Department of Defense (DoD) Chief Information Officer (CIO) John Sherman said today that defense and military agencies must submit zero trust plans to his office in the coming weeks to be evaluated and to determine how they measure up to the DoD’s Zero Trust Strategy.
“We are determined to get zero trust across the department by 2027. It is a key priority for us, and we are firmly on that vector,” CIO John Sherman said at the Billington Cybersecurity Summit. “Next, we will begin reviewing their plans to determine if their respective plans are consistent with what we have laid out in the Zero Trust Strategy.”

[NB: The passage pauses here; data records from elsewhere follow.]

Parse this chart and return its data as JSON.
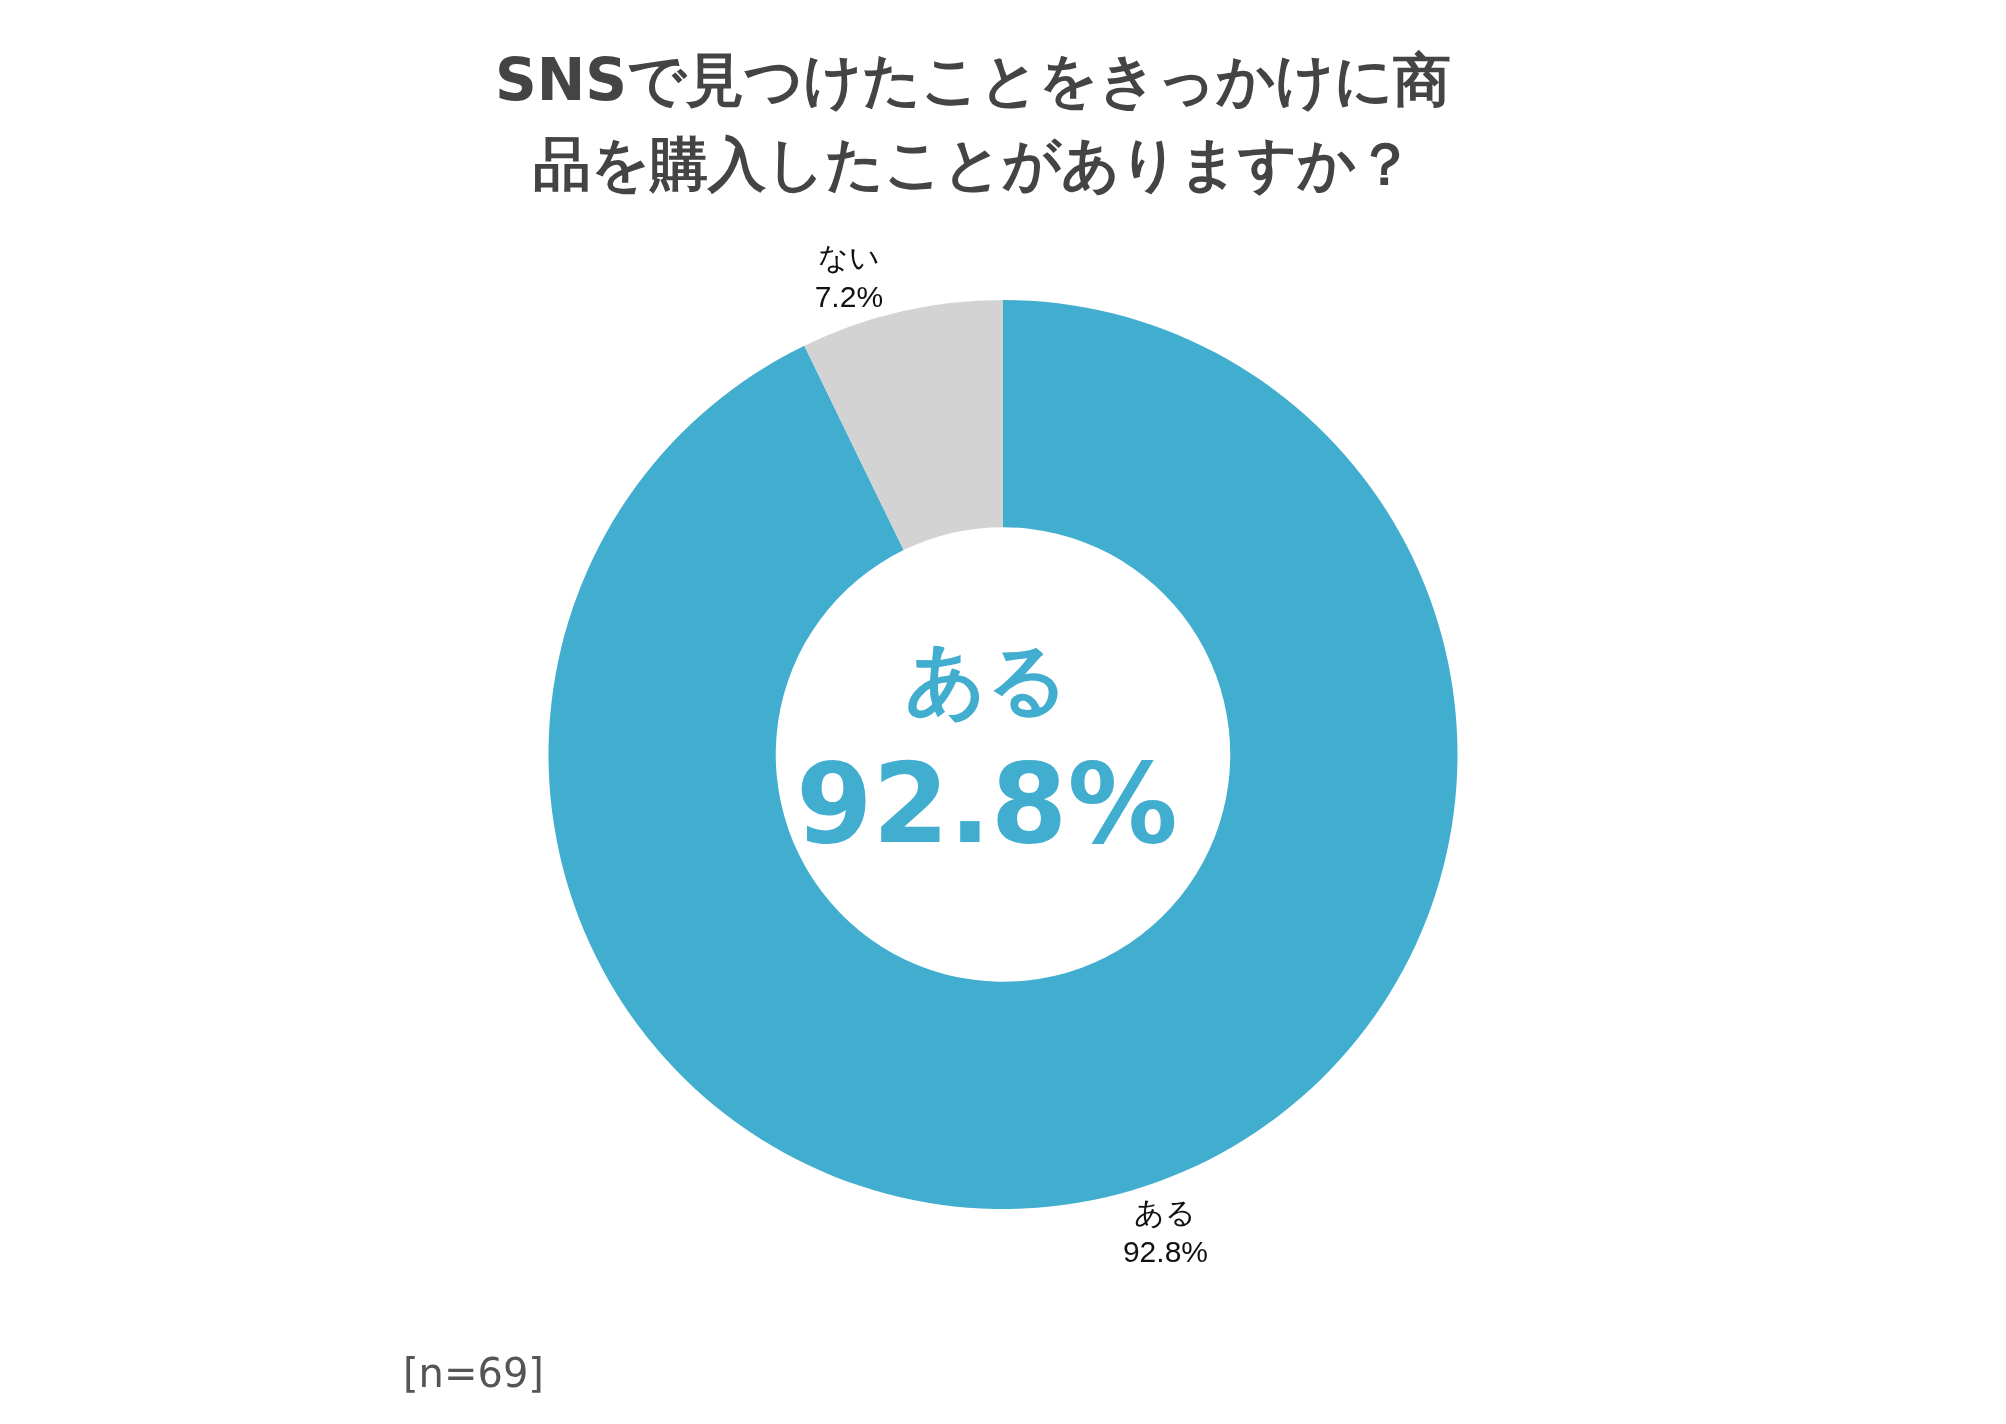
{
  "chart_data": {
    "type": "donut",
    "title": "SNSで見つけたことをきっかけに商品を購入したことがありますか？",
    "categories": [
      "ある",
      "ない"
    ],
    "values": [
      92.8,
      7.2
    ],
    "value_labels": [
      "92.8%",
      "7.2%"
    ],
    "colors": [
      "#42aecf",
      "#d3d3d3"
    ],
    "legend": false,
    "annotations": [
      "ある",
      "92.8%",
      "[n=69]"
    ]
  }
}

As part of the strategy, individual zero trust execution plans from DoD organizations are due to the DoD CIO’s office by Sept. 23, 2023. Evaluations of the individual execution plans will take place between October and the holiday period, Sherman said.
In late 2022, the DoD released its zero trust strategy and roadmap outlining how the agency plans to fully implement a department-wide zero trust cybersecurity framework by fiscal year (FY) 2027.
The strategy and roadmap envision an information enterprise secured by a fully implemented department-wide zero trust cybersecurity “target level” framework that will reduce the attack surface, enable risk management, make data-sharing effective in partnership environments, and quickly contain and remediate adversary activities. The DoD’s zero trust plan lays out 91 “target level” goals to be achieved by FY 2027.
“About a year ago, we released the strategy and some of the implementation pieces. But as I’ve talked about before the components and military forces must pick their adventure in reaching these target goals,” Sherman said.
He explained that the strategy is intended to be a foundation of the zero trust framework, but each organization within the department must decide what road to take to meet the “target level” goals laid out in the broader strategy.
Some defense agencies have already made significant efforts to meet the “target level” goals laid out in the zero trust strategy. The Defense Information Systems Agency (DISA) is one of the defense agencies “well on its way to meet the goals in the DoD’s zero trust plan,” said Lt. Gen. Robert Skinner, DISA’s director, during separate remarks at today’s Billington event.
Skinner explained DISA efforts such as Thunderdome and the foundational identity management initiative – which the agency already had underway before the release of the strategy – help DISA meet many of the “target level” goals in the zero trust strategy.
The military forces are also moving aggressively on implementing zero trust principles and developing execution plans on meeting the department’s FY 2027 zero trust goal.
However, while the department sees 2027 as its goal date, Sherman explains that this does not mean the zero trust journey ends. The cyber threat landscape is ever-evolving, and adversaries will continue to evolve. The department needs to continue implementing zero trust capabilities.
“Zero trust is an ongoing journey and has no endpoint,” Sherman said. “It’s not a single product we buy or a single thing that we can implement. It definitely requires partnership with industry, defense agencies, and other organizations across other segments of government.”